The expression “time heals all wounds” is a lie. If you didn’t know that already, I hate to be the one to break it to you. It’s been nearly eight years since I lost my mom, and sometimes I think it hurts more now than it did back then. It just hurts in a different way. I feel like the pain never goes away, just changes form. 
It’s affected me in different ways over the last seven, almost eight years. 
I entered an unhealthy relationship that lasted too long where I went from taking care of my mom to taking care of a boy who took advantage of me in more ways than one. 
I lost all motivation for school while taking classes at community college and failed a lot of classes and ruined my GPA.  I ended up adding an extra two years to my time in college due to retaking courses and trying to raise my GPA in order to get into the education program at UNT. 
I ate my feelings. I gained a lot of weight. At least 50 pounds of feelings. (Down about 35 of it thanks to keto) 
I dream about my mom a lot. When that happens, its difficult for me to get out of bed in the morning. I don’t want to enter the reality where my mom is gone. I’ve spent entire weekends in bed trying to go back to sleep in hopes of dreaming of her again. It never works. 
My self confidence hit an all time low (not that it was ever that high to begin with, let’s be real) and I developed social anxiety that left me too afraid to leave my apartment for anything other than work and class for an entire year. 
I’ve overcome a lot of those things. I have graduated from college and I am now almost finished with my second year of teaching. I am working on losing the weight that I gained and am eating healthier and exercising. My social anxiety is manageable and I am stepping out of my comfort zone more and more. 

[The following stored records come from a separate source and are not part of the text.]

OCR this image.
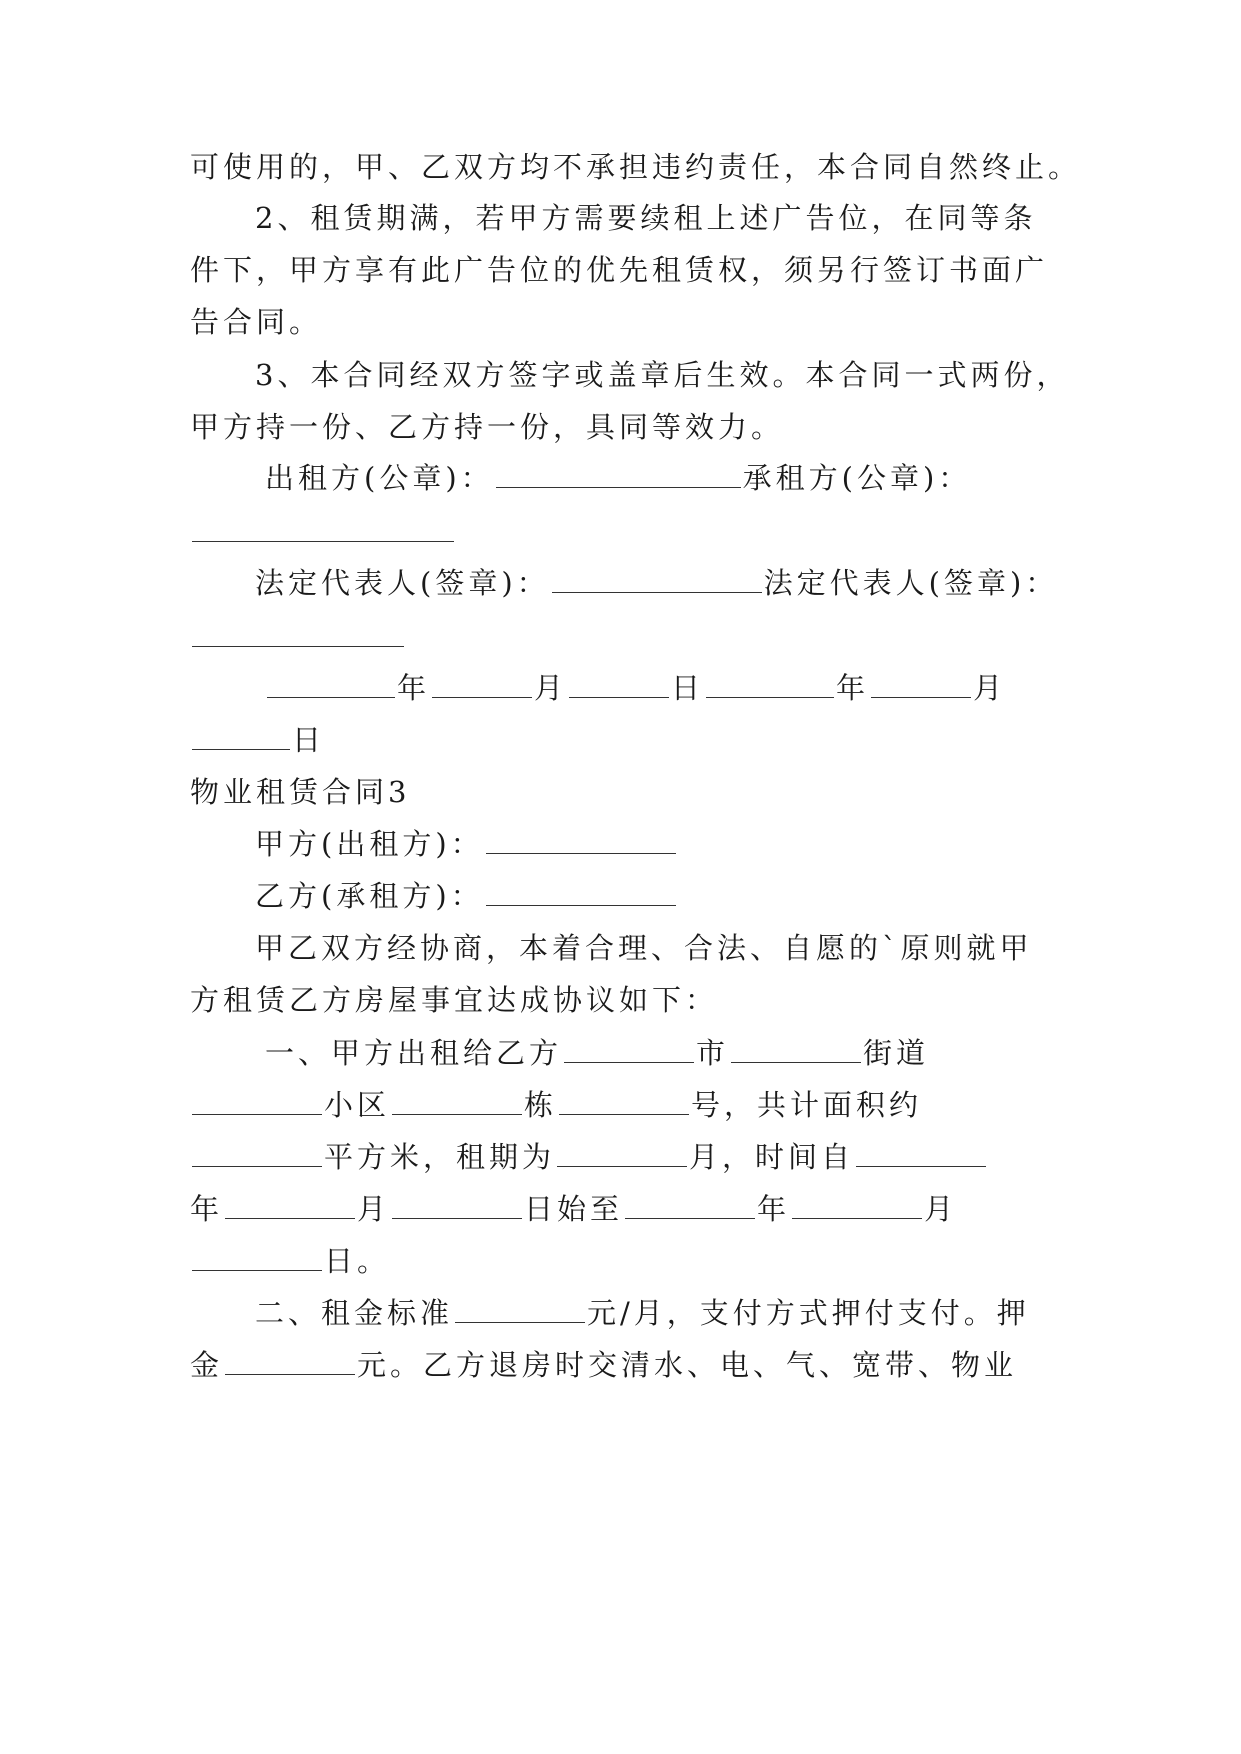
可使用的，甲、乙双方均不承担违约责任，本合同自然终止。
2、租赁期满，若甲方需要续租上述广告位，在同等条
件下，甲方享有此广告位的优先租赁权，须另行签订书面广
告合同。
3、本合同经双方签字或盖章后生效。本合同一式两份，
甲方持一份、乙方持一份，具同等效力。
出租方(公章)：	承租方(公章)：
法定代表人(签章)：	法定代表人(签章)：
年	月	日	年	月
日
物业租赁合同3
甲方(出租方)：
乙方(承租方)：
甲乙双方经协商，本着合理、合法、自愿的`原则就甲
方租赁乙方房屋事宜达成协议如下：
一、甲方出租给乙方	市	街道
小区	栋	号，共计面积约
平方米，租期为	月，时间自
年	月	日始至	年	月
日。
二、租金标准	元/月，支付方式押付支付。押
金	元。乙方退房时交清水、电、气、宽带、物业
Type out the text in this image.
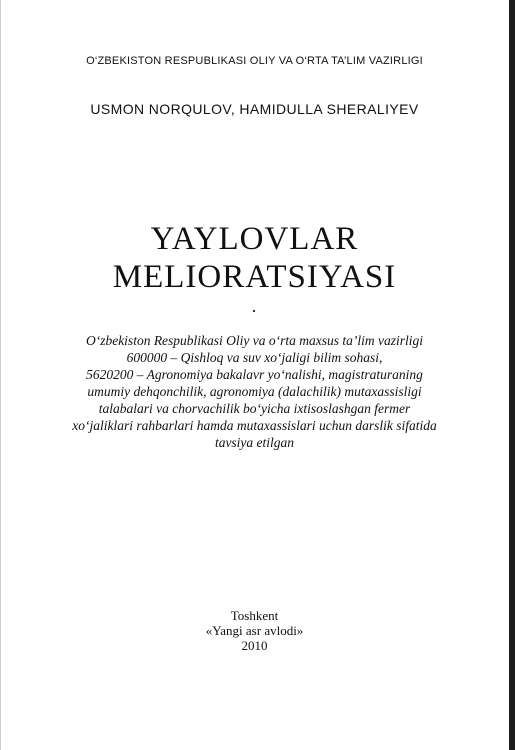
O‘ZBEKISTON RESPUBLIKASI OLIY VA O‘RTA TA’LIM VAZIRLIGI
USMON NORQULOV, HAMIDULLA SHERALIYEV
YAYLOVLAR
MELIORATSIYASI
O‘zbekiston Respublikasi Oliy va o‘rta maxsus ta’lim vazirligi
600000 – Qishloq va suv xo‘jaligi bilim sohasi,
5620200 – Agronomiya bakalavr yo‘nalishi, magistraturaning
umumiy dehqonchilik, agronomiya (dalachilik) mutaxassisligi
talabalari va chorvachilik bo‘yicha ixtisoslashgan fermer
xo‘jaliklari rahbarlari hamda mutaxassislari uchun darslik sifatida
tavsiya etilgan
Toshkent
«Yangi asr avlodi»
2010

But the grief is still there. Gnawing at my insides. I’m just waiting for it to make a new hole. When it does, I’ll find a way to fill it. I’ll overcome that one, too. 
But I just want people to know that if they’re grieving, they’re not alone. There is no timeline. There’s no end date. And that’s okay. 
It’s messy and it’s hard and it’s something that people don’t understand until they’ve felt it. Don’t be afraid to ask for help. Don’t be embarrassed. 
It’s okay to not always be okay. You’ll get there. 
Side note: when I blogged in high school, each post was titled with a song lyric from a song that I felt matched the theme of the post. Today’s title comes from “The Feel Again (Stay)” by Blue October.